Le TPIR détient une quarantaine de personnes.
Cinq juges du TPIR dont sa présidente , la Sud-africaine Navanethem Pillay et son vice-président, le Norvégien Eric Mose, se sont rendus à Kigali fin août et ont visité notamment des mémoriaux du génocide. Ils ont également rencontré les autorités rwandaises, dont le président Paul Kagame.
"Ces mêmes autorités de Kigali avec lesquelles vous vous êtes entretenu vous ont fait le récit des événements tels qu'elles les perçoivent, alors qu'elles sont elles-mêmes largement impliquées dans le drame rwandais en tant que partie au conflit à l'origine de ce drame" affirment les détenus.
Les signataires de la lettre mettent en cause Paul Kagame dans l'assassinat de son prédécesseur ,Juvénal Habyarimana, "qui fut l'élément déclencheur de la tragédie que vit le peuple rwandais depuis lors".
"En agissant ainsi, vous l'avez conforté dans ses illusions qu'il ne doit pas être autrement inquiété, arrêté et jugé pour tous ses crimes. Vous avez confirmé, une fois de plus, que le TPIR est là pour assurer la justice du vainqueur sur le vaincu", selon eux.
Les détenus du TPIR dénoncent par ailleurs une proposition actuellement en discussion de tenir éventuellement des audiences au Rwanda. "La tenue des audiences du TPIR à Kigali va compromettre sérieusement la défense, dans la mesure où les avocats encourront des risques évidents de sécurité et les témoins de la défense, actuellement en exil, ne vont pas prendre le risque de comparaître à Kigali. Dans ces conditions, les accusés seraient non seulement placés dans l'impossibilité de se défendre mais, plus grave encore, ils seraient placés en réel danger de mort dans la mesure où le gouvernement et les associations extrémistes telles que Ibuka feront tout pour s'opposer à leur retour à Arusha".
Dans cette lettre, les détenus s'insurgent en outre contre l'idée émise par le premier ministre rwandais, Bernard Makuza, au cours de la visite des juges du TPIR au Rwanda selon laquelle "il lui semblait, pour la question du recrutement de personnel rwandais par le Tribunal, qu'il y aurait au moins lieu de consulter les autorités compétentes afin de savoir de qui il s'agit, particulièrement en ce qui concerne les enquêteurs".
"Il n'appartient pas au gouvernement rwandais de s'immiscer dans la mise en place de l'équipe de la défense.
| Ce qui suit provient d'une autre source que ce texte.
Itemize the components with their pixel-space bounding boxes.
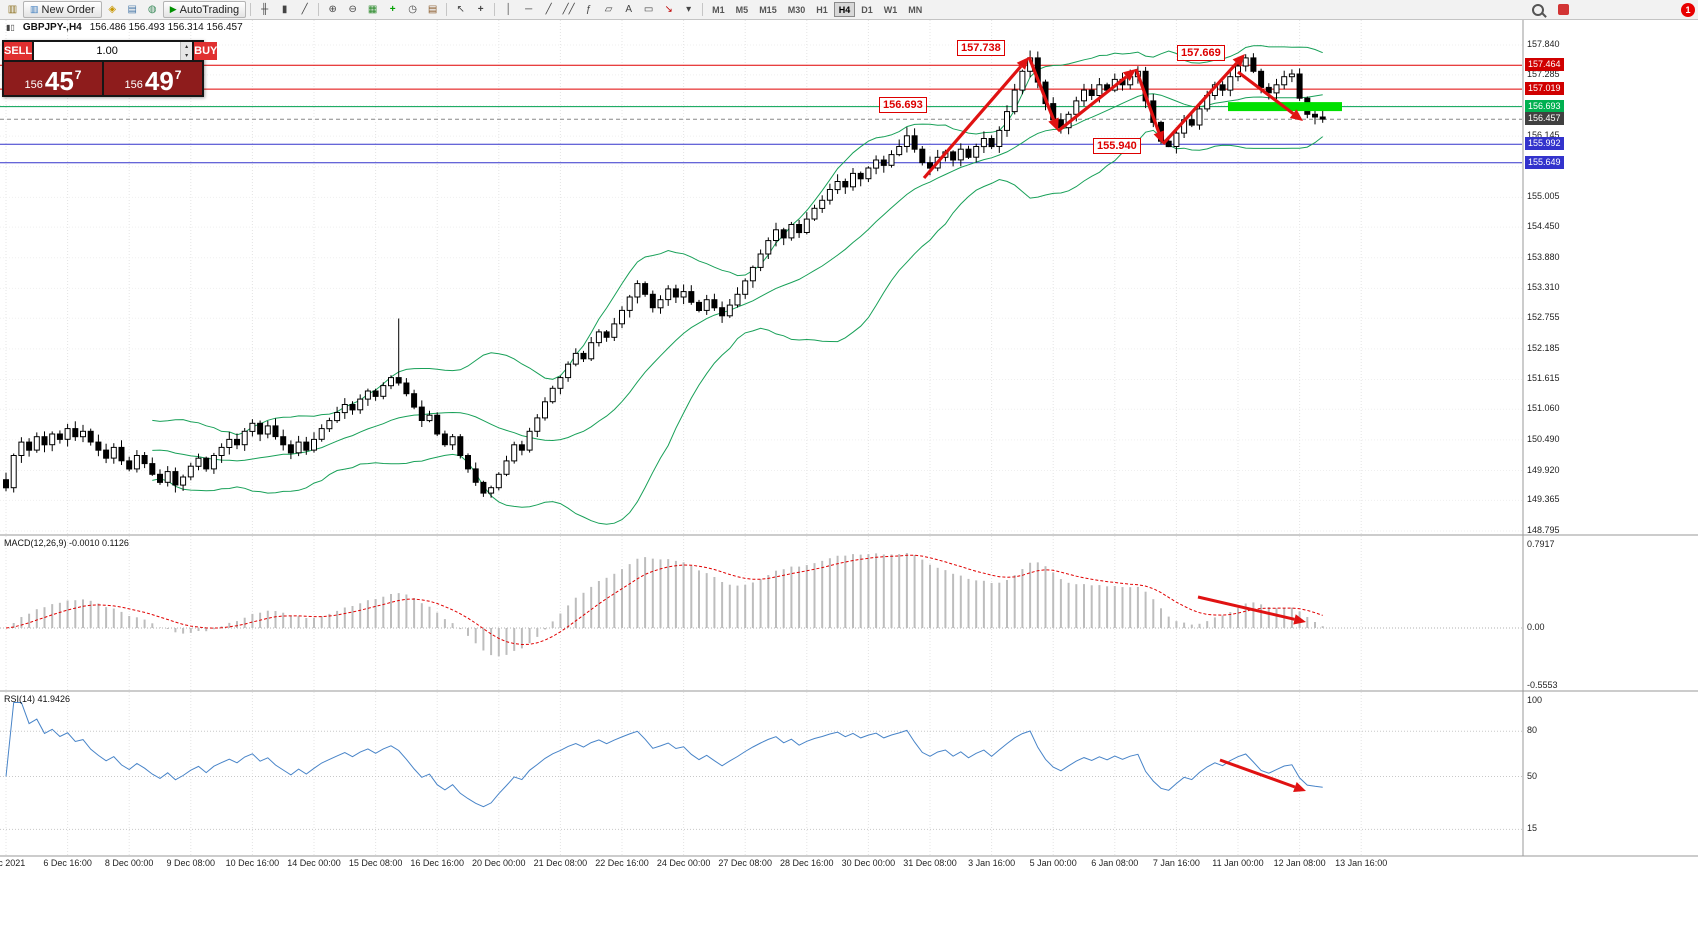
buy-price-sup: 7 xyxy=(174,68,182,82)
timeframe-H1[interactable]: H1 xyxy=(816,4,828,15)
market-watch-icon[interactable]: ◈ xyxy=(108,4,117,15)
symbol-icon: ▮▯ xyxy=(6,23,15,32)
tile-windows-icon[interactable]: ▦ xyxy=(367,4,378,15)
zoom-out-icon[interactable]: ⊖ xyxy=(348,4,357,15)
one-click-trading-panel: SELL ▴ ▾ BUY 156 45 7 156 49 7 xyxy=(2,40,218,97)
bar-chart-icon[interactable]: ╫ xyxy=(261,4,269,15)
sell-button[interactable]: SELL xyxy=(4,42,33,60)
sell-price-big: 45 xyxy=(44,66,74,96)
lot-decrease-button[interactable]: ▾ xyxy=(185,53,189,59)
timeline-label: 28 Dec 16:00 xyxy=(780,858,834,868)
timeline-label: 11 Jan 00:00 xyxy=(1212,858,1264,868)
buy-button[interactable]: BUY xyxy=(194,42,218,60)
horizontal-line-icon[interactable]: ─ xyxy=(525,4,533,15)
timeframe-M5[interactable]: M5 xyxy=(735,4,749,15)
indicators-icon[interactable]: + xyxy=(389,4,396,15)
timeline-label: 3 Jan 16:00 xyxy=(968,858,1016,868)
timeframe-M15[interactable]: M15 xyxy=(759,4,777,15)
zoom-in-icon[interactable]: ⊕ xyxy=(328,4,337,15)
bollinger-bands xyxy=(152,45,1324,525)
macd-pane xyxy=(0,553,1522,657)
rsi-header: RSI(14) 41.9426 xyxy=(4,694,71,704)
toolbar: ▥ ▥ New Order ◈ ▤ ◍ ▶ AutoTrading ╫ ▮ ╱ ⊕ ⊖ ▦ + ◷ ▤ ↖ + │ ─ ╱… xyxy=(0,0,1698,20)
timeframe-H4[interactable]: H4 xyxy=(833,2,856,17)
timeline-label: 22 Dec 16:00 xyxy=(595,858,649,868)
lot-size-field: ▴ ▾ xyxy=(34,42,193,60)
timeline-label: 15 Dec 08:00 xyxy=(348,858,403,868)
notification-badge[interactable]: 1 xyxy=(1681,2,1695,17)
channel-icon[interactable]: ╱╱ xyxy=(562,4,575,15)
time-axis[interactable]: Dec 2021 6 Dec 16:00 8 Dec 00:00 9 Dec 08:0… xyxy=(0,856,1698,872)
navigator-icon[interactable]: ◍ xyxy=(147,4,157,15)
timeframe-W1[interactable]: W1 xyxy=(883,4,898,15)
timeframe-MN[interactable]: MN xyxy=(908,4,923,15)
buy-price-prefix: 156 xyxy=(124,79,143,91)
sell-price-prefix: 156 xyxy=(24,79,43,91)
timeline-label: Dec 2021 xyxy=(0,858,26,868)
timeline-label: 6 Jan 08:00 xyxy=(1091,858,1139,868)
timeline-label: 12 Jan 08:00 xyxy=(1273,858,1326,868)
timeline-label: 13 Jan 16:00 xyxy=(1335,858,1388,868)
chart-window-icon[interactable]: ▥ xyxy=(7,4,18,15)
timeline-label: 5 Jan 00:00 xyxy=(1029,858,1077,868)
buy-price-big: 49 xyxy=(144,66,174,96)
data-window-icon[interactable]: ▤ xyxy=(127,4,137,15)
lot-spinner: ▴ ▾ xyxy=(180,42,193,60)
line-chart-icon[interactable]: ╱ xyxy=(301,4,308,15)
sell-price[interactable]: 156 45 7 xyxy=(4,62,102,95)
shapes-icon[interactable]: ▱ xyxy=(604,4,613,15)
timeline-label: 8 Dec 00:00 xyxy=(104,858,154,868)
rsi-pane xyxy=(0,702,1522,830)
macd-header: MACD(12,26,9) -0.0010 0.1126 xyxy=(4,538,129,548)
timeframe-M1[interactable]: M1 xyxy=(712,4,725,15)
lot-increase-button[interactable]: ▴ xyxy=(185,44,189,50)
gridlines xyxy=(0,20,1698,857)
sell-price-sup: 7 xyxy=(74,68,82,82)
timeline-label: 10 Dec 16:00 xyxy=(225,858,280,868)
trend-arrows xyxy=(922,54,1306,792)
templates-icon[interactable]: ▤ xyxy=(427,4,438,15)
timeline-label: 9 Dec 08:00 xyxy=(166,858,216,868)
timeline-label: 31 Dec 08:00 xyxy=(903,858,957,868)
timeframe-D1[interactable]: D1 xyxy=(861,4,873,15)
price-axis[interactable] xyxy=(1524,19,1584,856)
lot-input[interactable] xyxy=(34,42,181,60)
vertical-line-icon[interactable]: │ xyxy=(505,4,512,15)
symbol-header: ▮▯ GBPJPY-,H4 156.486 156.493 156.314 15… xyxy=(6,22,243,33)
candles xyxy=(3,50,1326,498)
dropdown-icon[interactable]: ▾ xyxy=(686,4,692,15)
autotrading-button[interactable]: ▶ AutoTrading xyxy=(162,1,247,18)
symbol-title: GBPJPY-,H4 xyxy=(22,22,82,33)
symbol-ohlc: 156.486 156.493 156.314 156.457 xyxy=(89,22,243,33)
autotrading-button-label: AutoTrading xyxy=(179,3,240,16)
buy-price[interactable]: 156 49 7 xyxy=(104,62,202,95)
new-order-button-label: New Order xyxy=(41,3,95,16)
trendline-icon[interactable]: ╱ xyxy=(545,4,552,15)
candlestick-chart-icon[interactable]: ▮ xyxy=(281,4,288,15)
timeline-label: 30 Dec 00:00 xyxy=(841,858,896,868)
periods-icon[interactable]: ◷ xyxy=(408,4,418,15)
label-icon[interactable]: ▭ xyxy=(643,4,654,15)
search-icon[interactable] xyxy=(1532,3,1544,16)
alert-icon[interactable] xyxy=(1558,4,1569,15)
new-order-button-icon: ▥ xyxy=(30,4,39,14)
fibonacci-icon[interactable]: ƒ xyxy=(585,4,592,15)
new-order-button[interactable]: ▥ New Order xyxy=(23,1,102,18)
timeline-label: 16 Dec 16:00 xyxy=(410,858,464,868)
arrows-icon[interactable]: ↘ xyxy=(664,4,673,15)
chart-canvas[interactable] xyxy=(0,0,1698,880)
timeframe-M30[interactable]: M30 xyxy=(787,4,806,15)
timeline-label: 7 Jan 16:00 xyxy=(1152,858,1200,868)
timeline-label: 21 Dec 08:00 xyxy=(533,858,588,868)
timeline-label: 20 Dec 00:00 xyxy=(472,858,526,868)
timeline-label: 24 Dec 00:00 xyxy=(656,858,711,868)
crosshair-icon[interactable]: + xyxy=(477,4,484,15)
cursor-icon[interactable]: ↖ xyxy=(456,4,465,15)
text-icon[interactable]: A xyxy=(625,4,632,15)
timeline-label: 27 Dec 08:00 xyxy=(718,858,772,868)
timeline-label: 6 Dec 16:00 xyxy=(43,858,92,868)
timeline-label: 14 Dec 00:00 xyxy=(287,858,341,868)
autotrading-button-icon: ▶ xyxy=(169,4,177,14)
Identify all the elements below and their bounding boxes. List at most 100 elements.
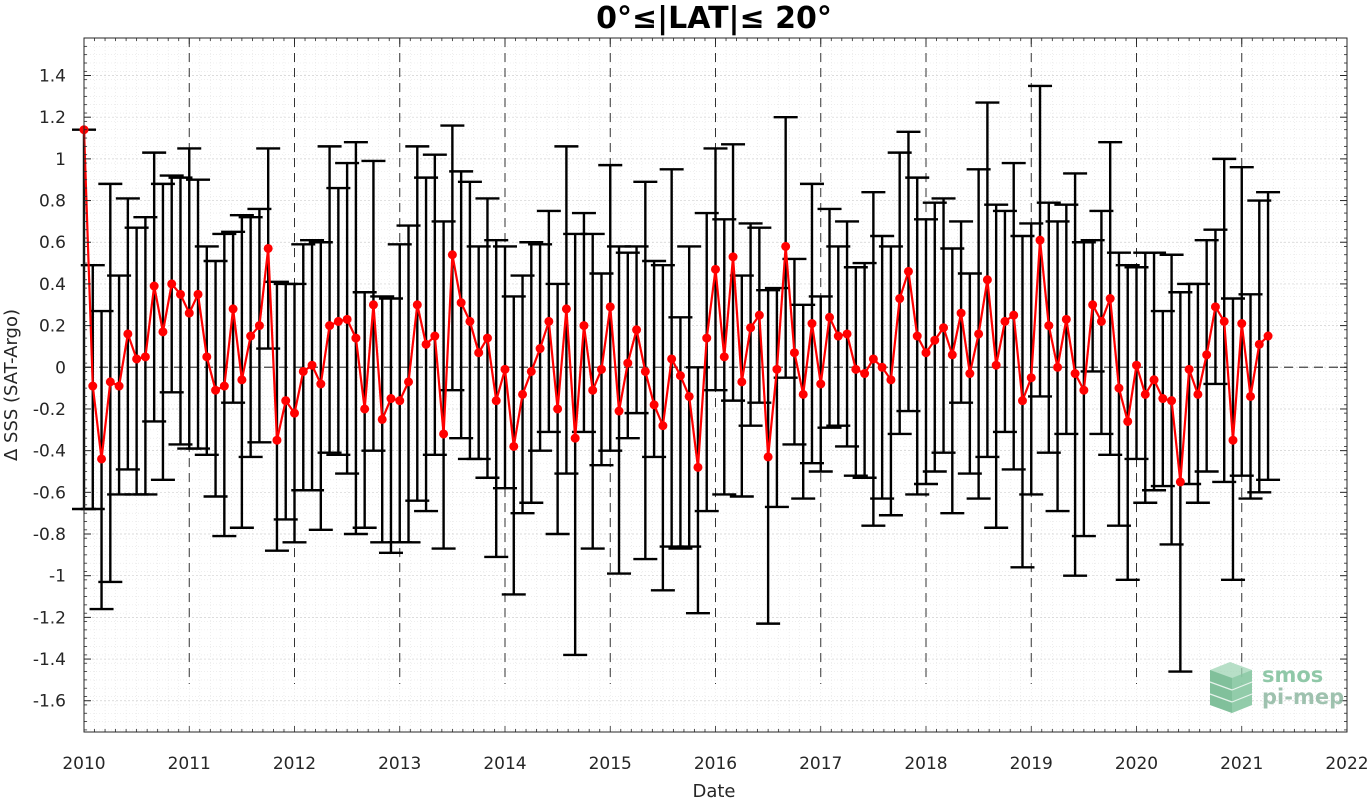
data-point: [1096, 316, 1106, 326]
data-point: [588, 385, 598, 395]
data-point: [298, 366, 308, 376]
data-point: [1193, 389, 1203, 399]
data-point: [246, 331, 256, 341]
data-point: [1017, 396, 1027, 406]
data-point: [1026, 373, 1036, 383]
data-point: [1149, 375, 1159, 385]
data-point: [561, 304, 571, 314]
data-point: [1079, 385, 1089, 395]
data-point: [737, 377, 747, 387]
data-point: [272, 435, 282, 445]
data-point: [430, 331, 440, 341]
data-point: [1246, 391, 1256, 401]
data-point: [228, 304, 238, 314]
data-point: [711, 264, 720, 274]
data-point: [1070, 369, 1080, 379]
x-tick-label: 2018: [904, 754, 947, 774]
data-point: [746, 323, 756, 333]
data-point: [395, 396, 405, 406]
x-tick-label: 2019: [1010, 754, 1053, 774]
data-point: [781, 241, 791, 251]
data-point: [518, 389, 528, 399]
data-point: [254, 321, 264, 331]
data-point: [482, 333, 492, 343]
y-tick-label: -0.6: [33, 483, 66, 503]
data-point: [149, 281, 159, 291]
data-point: [632, 325, 642, 335]
data-point: [693, 462, 703, 472]
data-point: [1210, 302, 1220, 312]
data-point: [982, 275, 992, 285]
data-point: [290, 408, 299, 418]
y-tick-label: 0.6: [39, 233, 66, 253]
data-point: [974, 329, 984, 339]
data-point: [526, 366, 536, 376]
data-point: [956, 308, 966, 318]
y-tick-label: -1.6: [33, 692, 66, 712]
data-point: [219, 381, 229, 391]
data-point: [132, 354, 142, 364]
data-point: [991, 360, 1001, 370]
data-point: [88, 381, 98, 391]
data-point: [833, 331, 843, 341]
data-point: [579, 321, 589, 331]
data-point: [912, 331, 922, 341]
logo-cube-icon: [1209, 662, 1253, 713]
data-point: [596, 364, 606, 374]
data-point: [886, 375, 896, 385]
data-point: [316, 379, 326, 389]
data-point: [1237, 319, 1247, 329]
data-point: [1009, 310, 1019, 320]
data-point: [1184, 364, 1194, 374]
data-point: [456, 298, 466, 308]
data-point: [447, 250, 457, 260]
data-point: [623, 358, 633, 368]
data-point: [553, 404, 563, 414]
x-tick-label: 2014: [483, 754, 526, 774]
data-point: [158, 327, 168, 337]
y-tick-label: 0.8: [39, 192, 66, 212]
data-point: [965, 369, 975, 379]
data-point: [798, 389, 808, 399]
y-tick-label: 1.4: [39, 67, 66, 87]
data-point: [807, 319, 817, 329]
data-point: [360, 404, 370, 414]
data-point: [1228, 435, 1238, 445]
data-point: [1202, 350, 1212, 360]
data-point: [921, 348, 931, 358]
data-point: [1105, 294, 1115, 304]
data-point: [658, 421, 668, 431]
data-point: [386, 394, 396, 404]
data-point: [342, 314, 352, 324]
data-point: [649, 400, 659, 410]
data-point: [851, 364, 861, 374]
data-point: [1158, 394, 1168, 404]
data-point: [1132, 360, 1141, 370]
x-tick-label: 2016: [694, 754, 737, 774]
data-point: [202, 352, 212, 362]
data-point: [1167, 396, 1177, 406]
y-tick-label: -0.4: [33, 442, 66, 462]
data-point: [939, 323, 949, 333]
data-point: [1140, 389, 1150, 399]
data-point: [605, 302, 615, 312]
y-axis-label: Δ SSS (SAT-Argo): [1, 309, 22, 461]
data-point: [97, 454, 107, 464]
data-point: [930, 335, 940, 345]
data-point: [237, 375, 247, 385]
data-point: [860, 369, 870, 379]
data-point: [728, 252, 738, 262]
x-axis-label: Date: [692, 781, 735, 799]
y-tick-label: 0: [55, 358, 66, 378]
data-point: [895, 294, 905, 304]
data-point: [1044, 321, 1054, 331]
smos-pi-mep-logo: smos pi-mep: [1209, 662, 1344, 713]
data-point: [1175, 477, 1185, 487]
x-tick-label: 2020: [1115, 754, 1158, 774]
series-mean-line: [82, 129, 1269, 483]
data-point: [281, 396, 291, 406]
data-point: [263, 243, 273, 253]
data-point: [421, 339, 431, 349]
chart-title: 0°≤|LAT|≤ 20°: [596, 1, 832, 36]
x-tick-label: 2022: [1325, 754, 1368, 774]
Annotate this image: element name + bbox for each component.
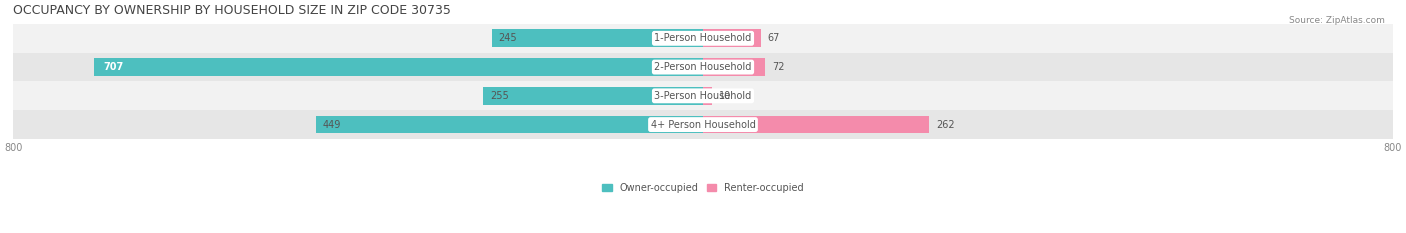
Bar: [13, 82, 1393, 110]
Text: Source: ZipAtlas.com: Source: ZipAtlas.com: [1289, 16, 1385, 25]
Bar: [316, 116, 703, 134]
Text: 245: 245: [499, 33, 517, 43]
Bar: [484, 87, 703, 105]
Bar: [703, 116, 929, 134]
Text: 67: 67: [768, 33, 780, 43]
Text: 1-Person Household: 1-Person Household: [654, 33, 752, 43]
Bar: [703, 87, 711, 105]
Text: 4+ Person Household: 4+ Person Household: [651, 120, 755, 130]
Text: 707: 707: [104, 62, 124, 72]
Bar: [492, 29, 703, 47]
Text: 2-Person Household: 2-Person Household: [654, 62, 752, 72]
Legend: Owner-occupied, Renter-occupied: Owner-occupied, Renter-occupied: [599, 179, 807, 197]
Bar: [13, 53, 1393, 82]
Text: 3-Person Household: 3-Person Household: [654, 91, 752, 101]
Bar: [703, 58, 765, 76]
Bar: [13, 24, 1393, 53]
Text: 72: 72: [772, 62, 785, 72]
Bar: [94, 58, 703, 76]
Bar: [13, 110, 1393, 139]
Text: 449: 449: [323, 120, 342, 130]
Text: 255: 255: [491, 91, 509, 101]
Text: 262: 262: [936, 120, 955, 130]
Text: OCCUPANCY BY OWNERSHIP BY HOUSEHOLD SIZE IN ZIP CODE 30735: OCCUPANCY BY OWNERSHIP BY HOUSEHOLD SIZE…: [13, 4, 451, 17]
Text: 10: 10: [718, 91, 731, 101]
Bar: [703, 29, 761, 47]
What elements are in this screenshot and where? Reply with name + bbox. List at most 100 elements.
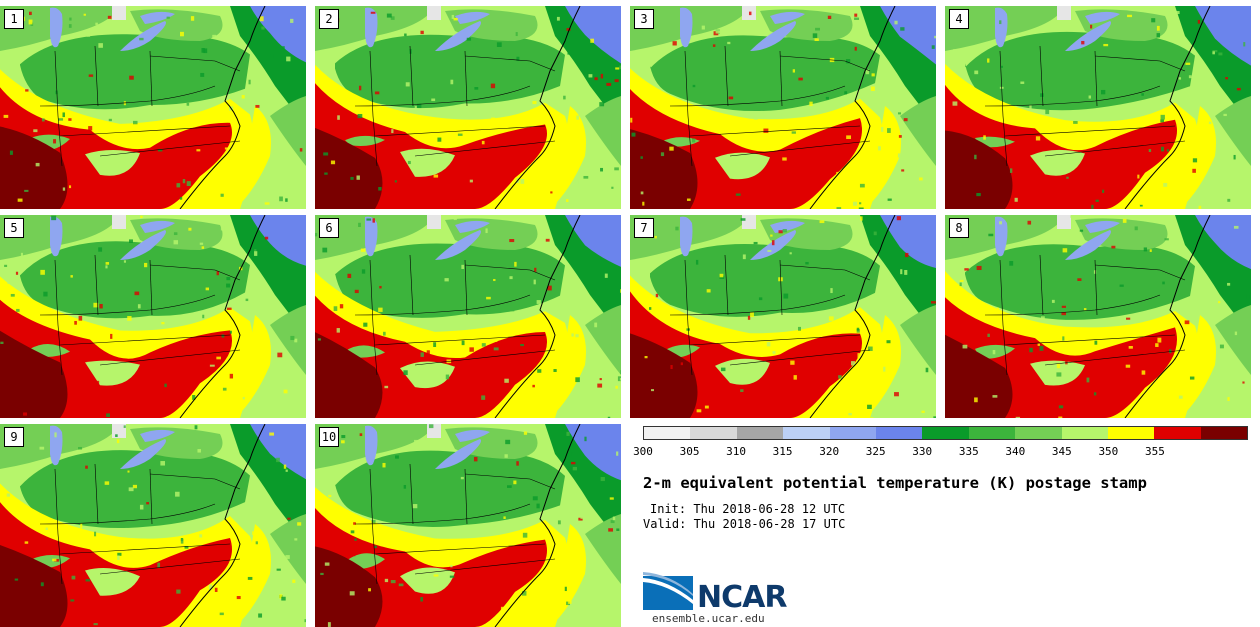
field-speckle	[458, 162, 464, 167]
colorbar-swatch	[644, 427, 691, 439]
field-speckle	[1008, 268, 1014, 273]
field-speckle	[176, 589, 181, 594]
field-speckle	[248, 79, 251, 85]
field-speckle	[1223, 113, 1227, 117]
state-border	[689, 334, 861, 346]
field-speckle	[214, 587, 218, 592]
field-speckle	[504, 378, 509, 383]
field-speckle	[900, 27, 905, 31]
panel-8: 8	[945, 215, 1251, 418]
field-speckle	[445, 374, 450, 380]
field-speckle	[701, 25, 705, 30]
colorbar	[643, 426, 1248, 440]
field-speckle	[330, 160, 336, 165]
field-yellow-offshore	[1160, 106, 1216, 209]
field-speckle	[220, 475, 223, 481]
field-speckle	[575, 334, 579, 338]
coastline	[809, 215, 896, 418]
field-speckle	[1039, 345, 1044, 351]
field-speckle	[166, 16, 170, 19]
field-speckle	[925, 367, 929, 373]
field-speckle	[578, 110, 582, 113]
field-green	[650, 35, 880, 112]
field-speckle	[614, 167, 619, 171]
field-speckle	[1184, 320, 1190, 325]
field-speckle	[356, 175, 360, 180]
field-speckle	[809, 101, 813, 107]
field-speckle	[897, 153, 902, 158]
field-speckle	[691, 138, 696, 143]
field-speckle	[1070, 215, 1074, 218]
field-pale-green-pocket	[400, 148, 455, 177]
field-speckle	[1110, 56, 1115, 61]
field-speckle	[740, 218, 746, 221]
field-speckle	[98, 247, 103, 252]
state-border	[779, 55, 871, 72]
field-speckle	[285, 555, 290, 559]
coastline	[179, 215, 266, 418]
field-speckle	[68, 185, 72, 189]
field-speckle	[1160, 119, 1165, 123]
field-speckle	[129, 75, 134, 80]
field-cool-blue	[565, 424, 621, 481]
field-speckle	[372, 218, 375, 223]
field-speckle	[873, 231, 877, 236]
field-speckle	[68, 24, 72, 28]
field-speckle	[492, 522, 497, 527]
field-pale-green-pocket	[400, 361, 455, 389]
field-speckle	[469, 347, 474, 352]
field-speckle	[1066, 176, 1069, 179]
field-speckle	[504, 454, 508, 458]
field-speckle	[1166, 149, 1169, 152]
field-speckle	[908, 144, 912, 147]
field-speckle	[615, 385, 618, 389]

Ce genre d'interférence et d'intimidation des membres de l'équipe de la défense constitue une violation flagrante des droits de l'accusé qui serait abandonné à lui-même et obstrue la bonne administration de la justice", argumentent les détenus.
Les vingt-neuf accusés soulignent aussi "que l'impartialité et l'indépendance des juges sont sacrifiées au profit des bonnes relations avec le gouvernement de Kigali, surtout après les pressions exercées sur le Tribunal ainsi que les menaces proférees à son endroit dans l'affaire Barayagwiza".
Le Rwanda avait suspendu sa coopération avec le TPIR suite à la décision de la chambre d'appel de libérer l'ancien directeur des affaires politiques au ministère des affaires étrangères, Jean-Boco Barayagwiza, pour vices de procédure.
"Ces comportements justifient de notre part une suspicion légitime à l'endroit des juges qui ont participé à votre récente visite à Kigali et nous poussent à penser que, pour la survie des bonnes relations entre le TPIR et le gouvernement rwandais, aucun jugement ne pourra être rendu avec justice et équité", poursuivent les auteurs de la lettre du 7 septembre.
Outre Navanethem et Eric Mose, les autres juges qui ont visté le Rwanda sont le Russe Yakov Ostrovsky, le Turc Mehmet Güney, et le Jamaïcain George Williams.
Les avocats de Barayagwiza ont déjà demandé aux juges Pillay et Mose de se retirer volontaierement de son dossier.
De retour du Rwanda, la présidente du TPIR a indiqué qu'elle avait apprécié sa visite au Rwanda, expliquant qu'en aucun cas elle compromettait l'impartialité des juges.